Many buyers, especially first-timers, subscribe to some falsehoods, keeping them out of the game for much longer than necessary. For example, many have the misconception that you need a 20% down payment, or that sellers won’t accept gifted offers.

What is a down payment?

A down payment is the amount of money a buyer pays at closing to fund a home purchase, usually stated as a percentage of the total home price. The purpose of a down payment is to demonstrate personal involvement in the purchase of a house. It also protects the lender against possible losses in the event of default.

A 20 percent down payment is known as the standard down payment, giving the buyer instant equity in his or her home, greater buying power and lower monthly payments. Plus, it means you don’t need to purchase mortgage insurance. 20 percent isn’t the only option.

Alternatives to 20 percent down

The following are some down payment alternatives for homebuyers:

Three percent (or more) down payment

If you have limited funds for a down payment, your down payment can start at three percent down. In addition, all of these funds can be gifted from a relative. With down payments under 20 percent, the borrower pays private mortgage insurance (PMI) to insure the lender against losses in the event of foreclosure. The amount of coverage and premium are based on loan-to-value (LTV) and your credit score, with a maximum LTV of 97 percent. Payment options include a one-time mortgage insurance premium or monthly payments.

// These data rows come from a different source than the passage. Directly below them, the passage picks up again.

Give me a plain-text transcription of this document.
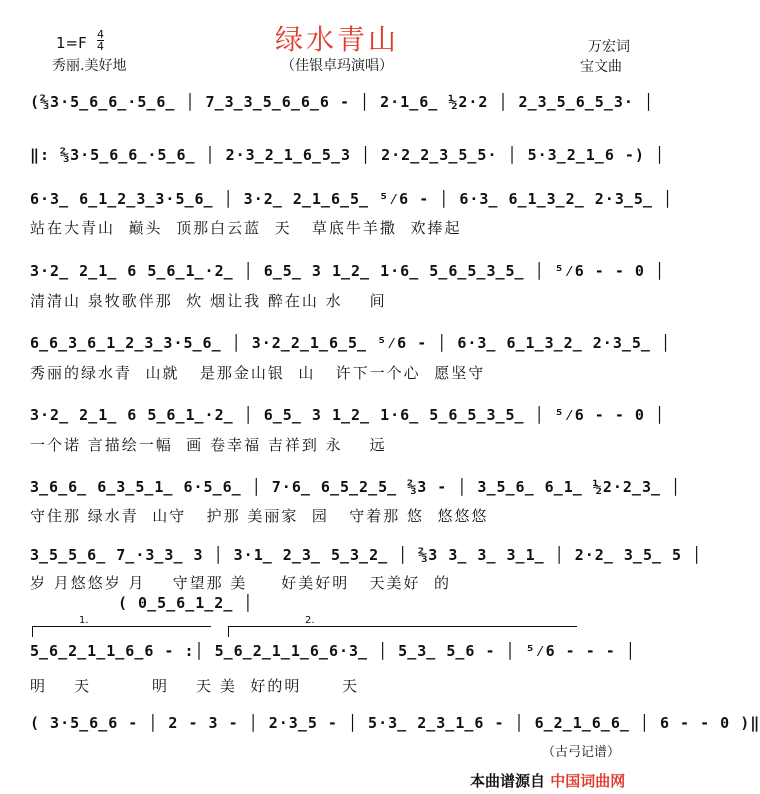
1=F 4
4	绿水青山
（佳银卓玛演唱）
秀丽.美好地
万宏词
宝文曲
(⅔3·5̲6̲6̲·5̲6̲ │ 7̲3̲3̲5̲6̲6̲6 - │ 2·1̲6̲ ½2·2 │ 2̲3̲5̲6̲5̲3· │
‖: ⅔3·5̲6̲6̲·5̲6̲ │ 2·3̲2̲1̲6̲5̲3 │ 2·2̲2̲3̲5̲5· │ 5·3̲2̲1̲6 -) │
6·3̲ 6̲1̲2̲3̲3·5̲6̲ │ 3·2̲ 2̲1̲6̲5̲ ⁵⁄6 - │ 6·3̲ 6̲1̲3̲2̲ 2·3̲5̲ │
站在大青山  巅头  顶那白云蓝  天   草底牛羊撒  欢捧起
3·2̲ 2̲1̲ 6 5̲6̲1̲·2̲ │ 6̲5̲ 3 1̲2̲ 1·6̲ 5̲6̲5̲3̲5̲ │ ⁵⁄6 - - 0 │
清清山 泉牧歌伴那  炊 烟让我 醉在山 水    间
6̲6̲3̲6̲1̲2̲3̲3·5̲6̲ │ 3·2̲2̲1̲6̲5̲ ⁵⁄6 - │ 6·3̲ 6̲1̲3̲2̲ 2·3̲5̲ │
秀丽的绿水青  山就   是那金山银  山   许下一个心  愿坚守
3·2̲ 2̲1̲ 6 5̲6̲1̲·2̲ │ 6̲5̲ 3 1̲2̲ 1·6̲ 5̲6̲5̲3̲5̲ │ ⁵⁄6 - - 0 │
一个诺 言描绘一幅  画 卷幸福 吉祥到 永    远
3̲6̲6̲ 6̲3̲5̲1̲ 6·5̲6̲ │ 7·6̲ 6̲5̲2̲5̲ ⅔3 - │ 3̲5̲6̲ 6̲1̲ ½2·2̲3̲ │
守住那 绿水青  山守   护那 美丽家  园   守着那 悠  悠悠悠
3̲5̲5̲6̲ 7̲·3̲3̲ 3 │ 3·1̲ 2̲3̲ 5̲3̲2̲ │ ⅔3 3̲ 3̲ 3̲1̲ │ 2·2̲ 3̲5̲ 5 │
岁 月悠悠岁 月    守望那 美     好美好明   天美好  的
( 0̲5̲6̲1̲2̲ │
1.	2.
5̲6̲2̲1̲1̲6̲6 - :│ 5̲6̲2̲1̲1̲6̲6·3̲ │ 5̲3̲ 5̲6 - │ ⁵⁄6 - - - │
明    天         明    天 美  好的明      天
( 3·5̲6̲6 - │ 2 - 3 - │ 2·3̲5 - │ 5·3̲ 2̲3̲1̲6 - │ 6̲2̲1̲6̲6̲ │ 6 - - 0 )‖
（古弓记谱）
本曲谱源自 中国词曲网
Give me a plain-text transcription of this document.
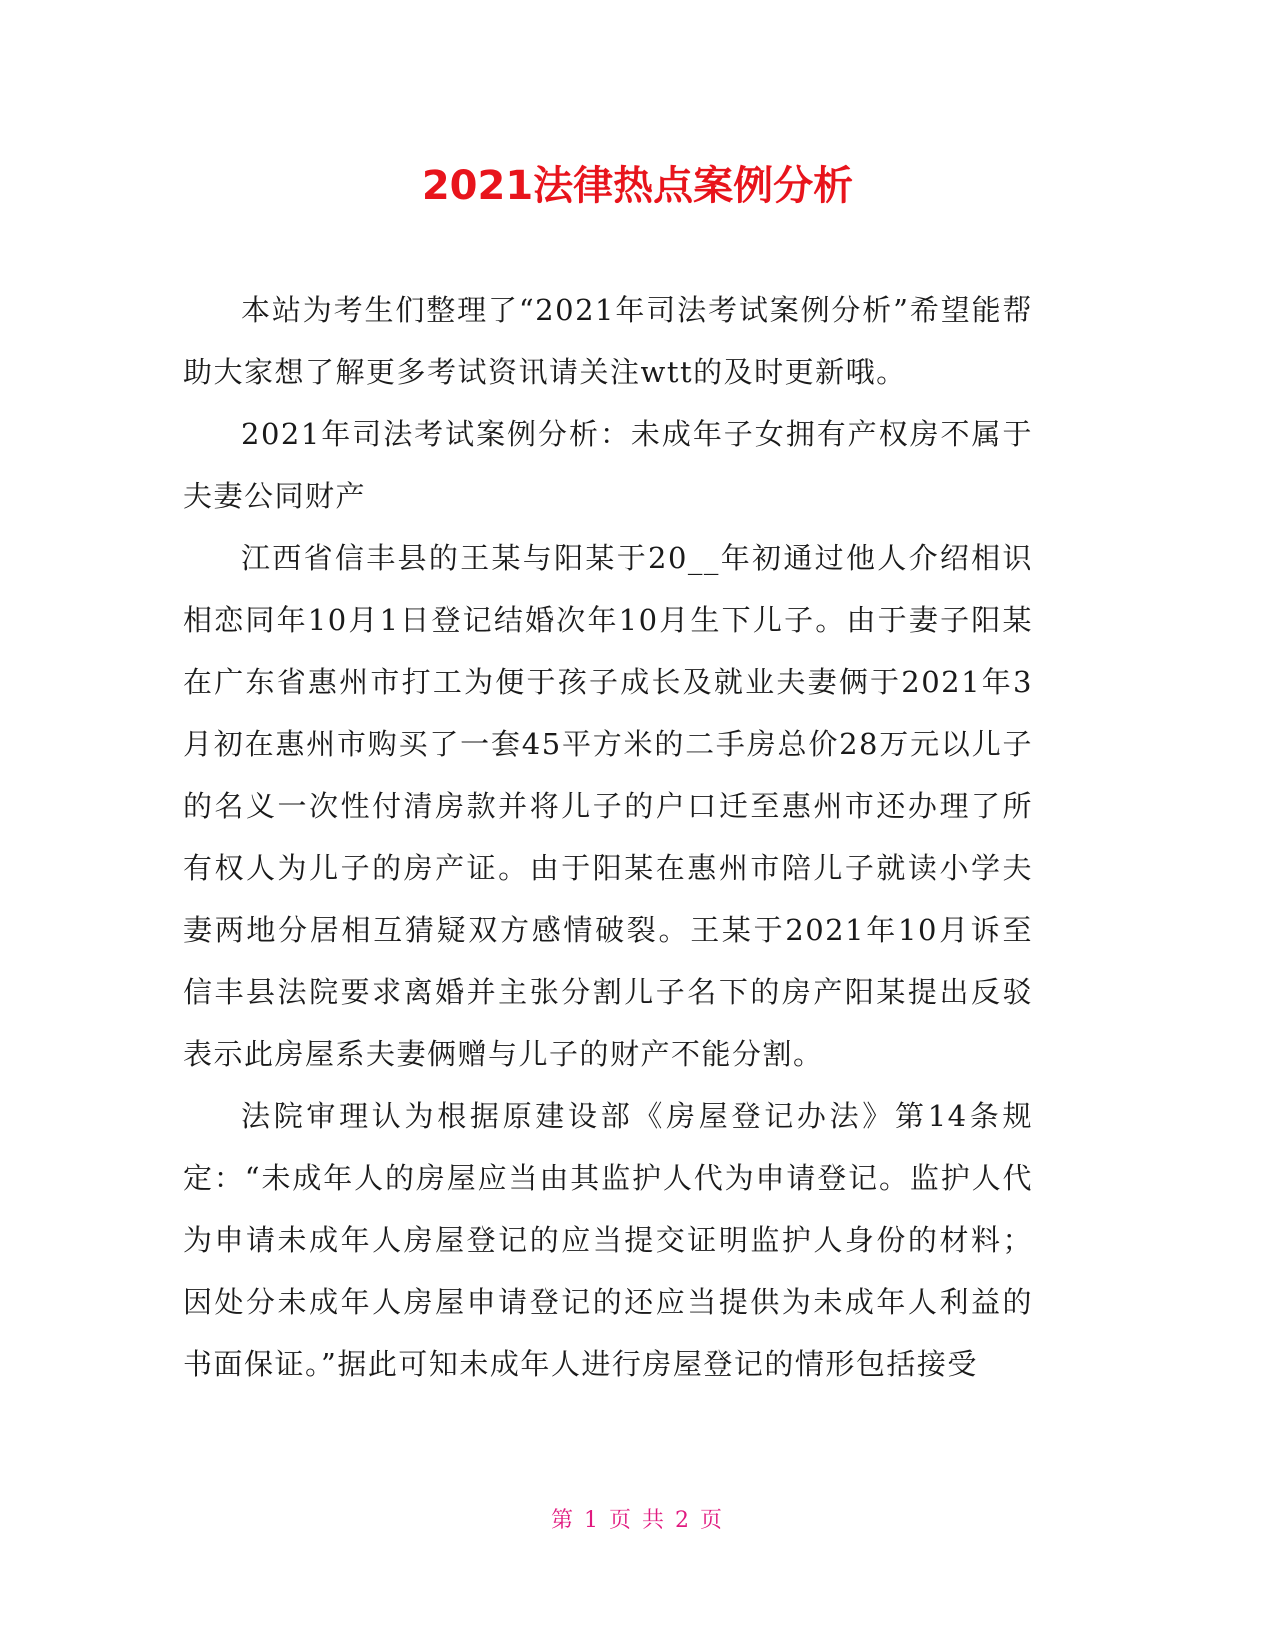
2021法律热点案例分析

本站为考生们整理了“2021年司法考试案例分析”希望能帮助大家想了解更多考试资讯请关注wtt的及时更新哦。

2021年司法考试案例分析：未成年子女拥有产权房不属于夫妻公同财产

江西省信丰县的王某与阳某于20__年初通过他人介绍相识相恋同年10月1日登记结婚次年10月生下儿子。由于妻子阳某在广东省惠州市打工为便于孩子成长及就业夫妻俩于2021年3月初在惠州市购买了一套45平方米的二手房总价28万元以儿子的名义一次性付清房款并将儿子的户口迁至惠州市还办理了所有权人为儿子的房产证。由于阳某在惠州市陪儿子就读小学夫妻两地分居相互猜疑双方感情破裂。王某于2021年10月诉至信丰县法院要求离婚并主张分割儿子名下的房产阳某提出反驳表示此房屋系夫妻俩赠与儿子的财产不能分割。

法院审理认为根据原建设部《房屋登记办法》第14条规定：“未成年人的房屋应当由其监护人代为申请登记。监护人代为申请未成年人房屋登记的应当提交证明监护人身份的材料；因处分未成年人房屋申请登记的还应当提供为未成年人利益的书面保证。”据此可知未成年人进行房屋登记的情形包括接受

第 1 页 共 2 页
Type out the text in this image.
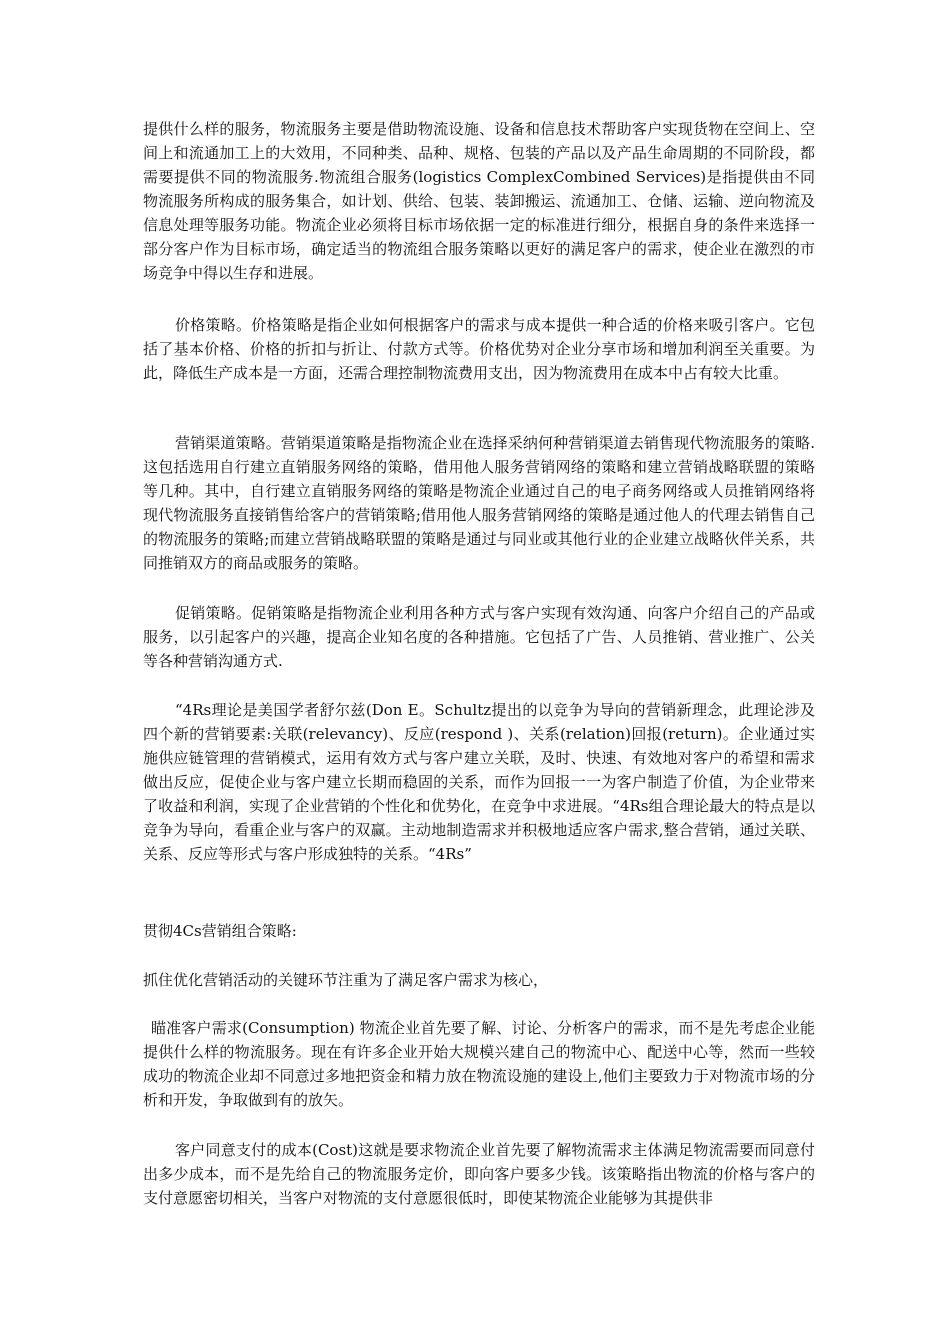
提供什么样的服务，物流服务主要是借助物流设施、设备和信息技术帮助客户实现货物在空间上、空间上和流通加工上的大效用，不同种类、品种、规格、包装的产品以及产品生命周期的不同阶段，都需要提供不同的物流服务.物流组合服务(logistics ComplexCombined Services)是指提供由不同物流服务所构成的服务集合，如计划、供给、包装、装卸搬运、流通加工、仓储、运输、逆向物流及信息处理等服务功能。物流企业必须将目标市场依据一定的标准进行细分，根据自身的条件来选择一部分客户作为目标市场，确定适当的物流组合服务策略以更好的满足客户的需求，使企业在激烈的市场竞争中得以生存和进展。

价格策略。价格策略是指企业如何根据客户的需求与成本提供一种合适的价格来吸引客户。它包括了基本价格、价格的折扣与折让、付款方式等。价格优势对企业分享市场和增加利润至关重要。为此，降低生产成本是一方面，还需合理控制物流费用支出，因为物流费用在成本中占有较大比重。

营销渠道策略。营销渠道策略是指物流企业在选择采纳何种营销渠道去销售现代物流服务的策略.这包括选用自行建立直销服务网络的策略，借用他人服务营销网络的策略和建立营销战略联盟的策略等几种。其中，自行建立直销服务网络的策略是物流企业通过自己的电子商务网络或人员推销网络将现代物流服务直接销售给客户的营销策略;借用他人服务营销网络的策略是通过他人的代理去销售自己的物流服务的策略;而建立营销战略联盟的策略是通过与同业或其他行业的企业建立战略伙伴关系，共同推销双方的商品或服务的策略。

促销策略。促销策略是指物流企业利用各种方式与客户实现有效沟通、向客户介绍自己的产品或服务，以引起客户的兴趣，提高企业知名度的各种措施。它包括了广告、人员推销、营业推广、公关等各种营销沟通方式.

“4Rs理论是美国学者舒尔兹(Don E。Schultz提出的以竞争为导向的营销新理念，此理论涉及四个新的营销要素:关联(relevancy)、反应(respond )、关系(relation)回报(return)。企业通过实施供应链管理的营销模式，运用有效方式与客户建立关联，及时、快速、有效地对客户的希望和需求做出反应，促使企业与客户建立长期而稳固的关系，而作为回报一一为客户制造了价值，为企业带来了收益和利润，实现了企业营销的个性化和优势化，在竞争中求进展。“4Rs组合理论最大的特点是以竞争为导向，看重企业与客户的双赢。主动地制造需求并积极地适应客户需求,整合营销，通过关联、关系、反应等形式与客户形成独特的关系。“4Rs”

贯彻4Cs营销组合策略:

抓住优化营销活动的关键环节注重为了满足客户需求为核心，

瞄准客户需求(Consumption) 物流企业首先要了解、讨论、分析客户的需求，而不是先考虑企业能提供什么样的物流服务。现在有许多企业开始大规模兴建自己的物流中心、配送中心等，然而一些较成功的物流企业却不同意过多地把资金和精力放在物流设施的建设上,他们主要致力于对物流市场的分析和开发，争取做到有的放矢。

客户同意支付的成本(Cost)这就是要求物流企业首先要了解物流需求主体满足物流需要而同意付出多少成本，而不是先给自己的物流服务定价，即向客户要多少钱。该策略指出物流的价格与客户的支付意愿密切相关，当客户对物流的支付意愿很低时，即使某物流企业能够为其提供非
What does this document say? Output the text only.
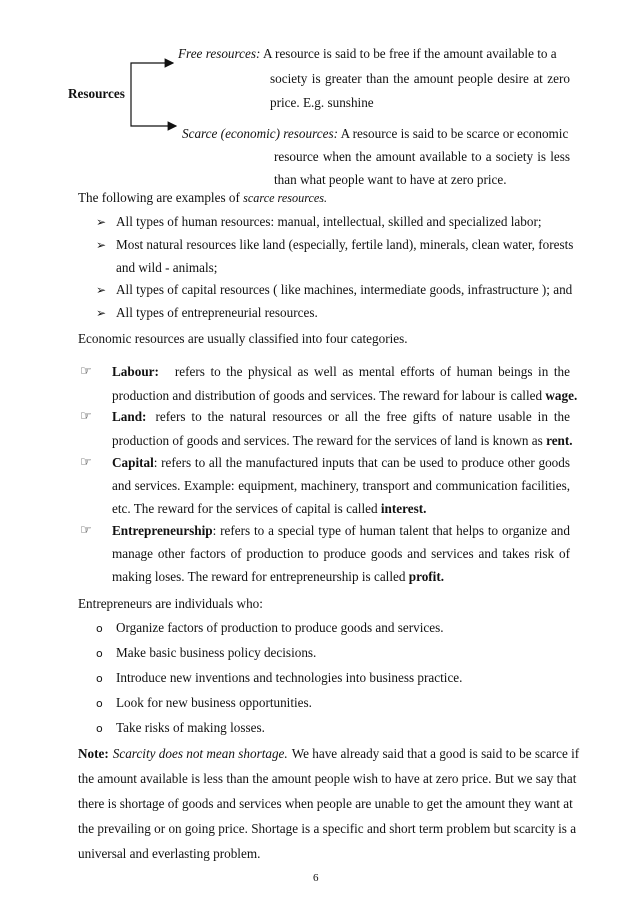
Resources
Free resources: A resource is said to be free if the amount available to a
society is greater than the amount people desire at zero
price. E.g. sunshine
Scarce (economic) resources: A resource is said to be scarce or economic
resource when the amount available to a society is less
than what people want to have at zero price.
The following are examples of scarce resources.
➢ All types of human resources: manual, intellectual, skilled and specialized labor;
➢ Most natural resources like land (especially, fertile land), minerals, clean water, forests
and wild - animals;
➢ All types of capital resources ( like machines, intermediate goods, infrastructure ); and
➢ All types of entrepreneurial resources.
Economic resources are usually classified into four categories.
☞ Labour: refers to the physical as well as mental efforts of human beings in the
production and distribution of goods and services. The reward for labour is called wage.
☞ Land: refers to the natural resources or all the free gifts of nature usable in the
production of goods and services. The reward for the services of land is known as rent.
☞ Capital : refers to all the manufactured inputs that can be used to produce other goods
and services. Example: equipment, machinery, transport and communication facilities,
etc. The reward for the services of capital is called interest.
☞ Entrepreneurship : refers to a special type of human talent that helps to organize and
manage other factors of production to produce goods and services and takes risk of
making loses. The reward for entrepreneurship is called profit.
Entrepreneurs are individuals who:
o Organize factors of production to produce goods and services.
o Make basic business policy decisions.
o Introduce new inventions and technologies into business practice.
o Look for new business opportunities.
o Take risks of making losses.
Note: Scarcity does not mean shortage. We have already said that a good is said to be scarce if
the amount available is less than the amount people wish to have at zero price. But we say that
there is shortage of goods and services when people are unable to get the amount they want at
the prevailing or on going price. Shortage is a specific and short term problem but scarcity is a
universal and everlasting problem.
6
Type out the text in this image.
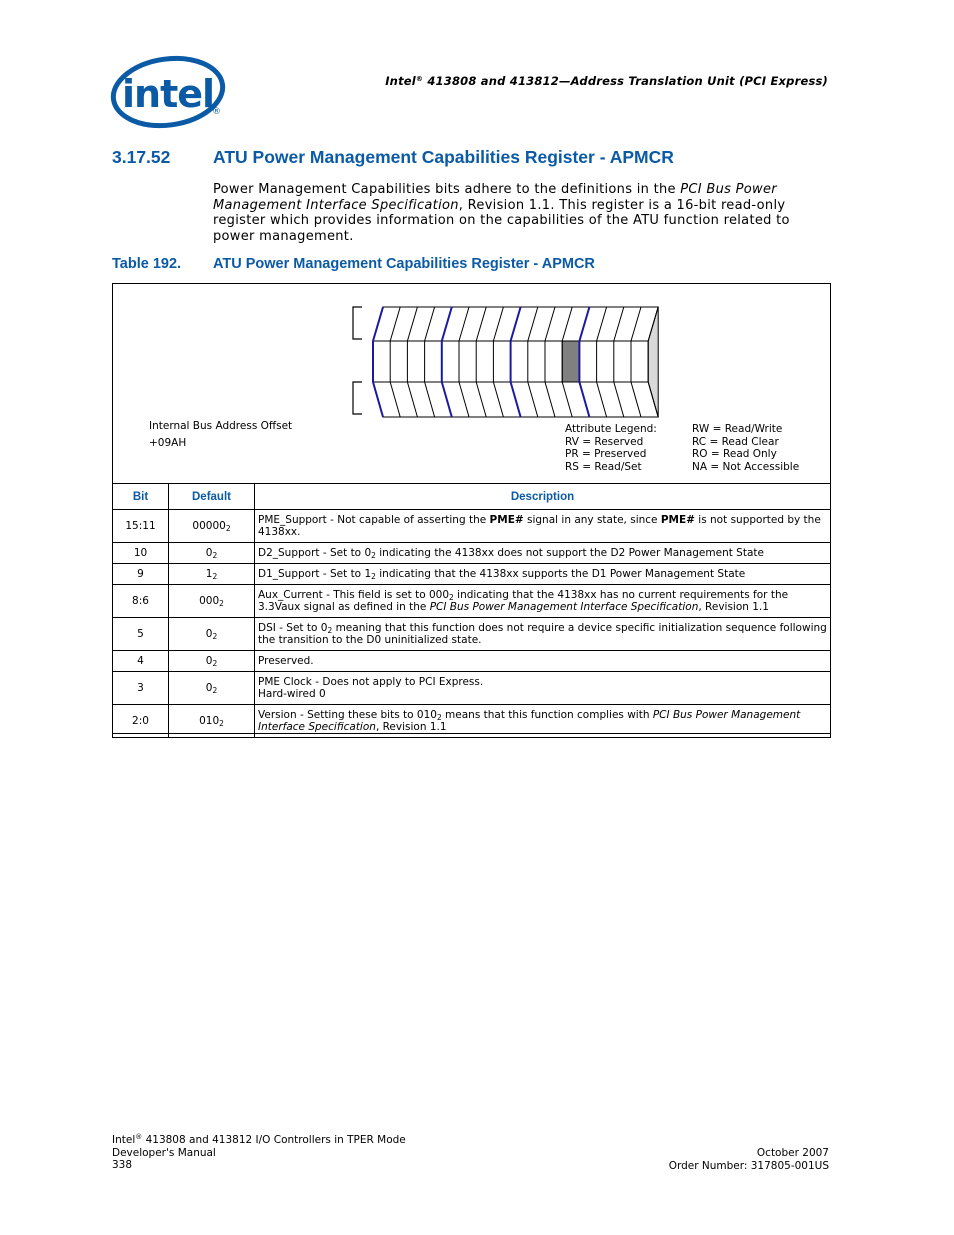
intel
®
Intel® 413808 and 413812—Address Translation Unit (PCI Express)
3.17.52 ATU Power Management Capabilities Register - APMCR
Power Management Capabilities bits adhere to the definitions in the PCI Bus Power Management Interface Specification, Revision 1.1. This register is a 16-bit read-only register which provides information on the capabilities of the ATU function related to power management.
Table 192. ATU Power Management Capabilities Register - APMCR
Internal Bus Address Offset
+09AH
Attribute Legend:
RV = Reserved
PR = Preserved
RS = Read/Set
RW = Read/Write
RC = Read Clear
RO = Read Only
NA = Not Accessible
Bit	Default	Description
15:11	$00000_2$	PME_Support - Not capable of asserting the PME# signal in any state, since PME# is not supported by the 4138xx.
10	$0_2$	D2_Support - Set to $0_2$ indicating the 4138xx does not support the D2 Power Management State
9	$1_2$	D1_Support - Set to $1_2$ indicating that the 4138xx supports the D1 Power Management State
8:6	$000_2$	Aux_Current - This field is set to $000_2$ indicating that the 4138xx has no current requirements for the 3.3Vaux signal as defined in the PCI Bus Power Management Interface Specification, Revision 1.1
5	$0_2$	DSI - Set to $0_2$ meaning that this function does not require a device specific initialization sequence following the transition to the D0 uninitialized state.
4	$0_2$	Preserved.
3	$0_2$	PME Clock - Does not apply to PCI Express.
Hard-wired 0

2:0	$010_2$	Version - Setting these bits to $010_2$ means that this function complies with PCI Bus Power Management Interface Specification, Revision 1.1
Intel® 413808 and 413812 I/O Controllers in TPER Mode
Developer's Manual
338
October 2007
Order Number: 317805-001US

We’ve seen that the appreciation of homes in our area often outpace PMI. If you’re paying monthly, you can request an appraisal after two years. If the value of your home has gone up and the original LTV is now 80 percent, PMI may be removed (this is lender/investor dependent).

How much does PMI cost?

  • For every $100,000 in loan amount:
    • With three percent down, PMI would be approximately $690/year.
    • With five percent down, $400/year.
    • With 10 percent down, $290/year.
    • With 15 percent down: $190/year.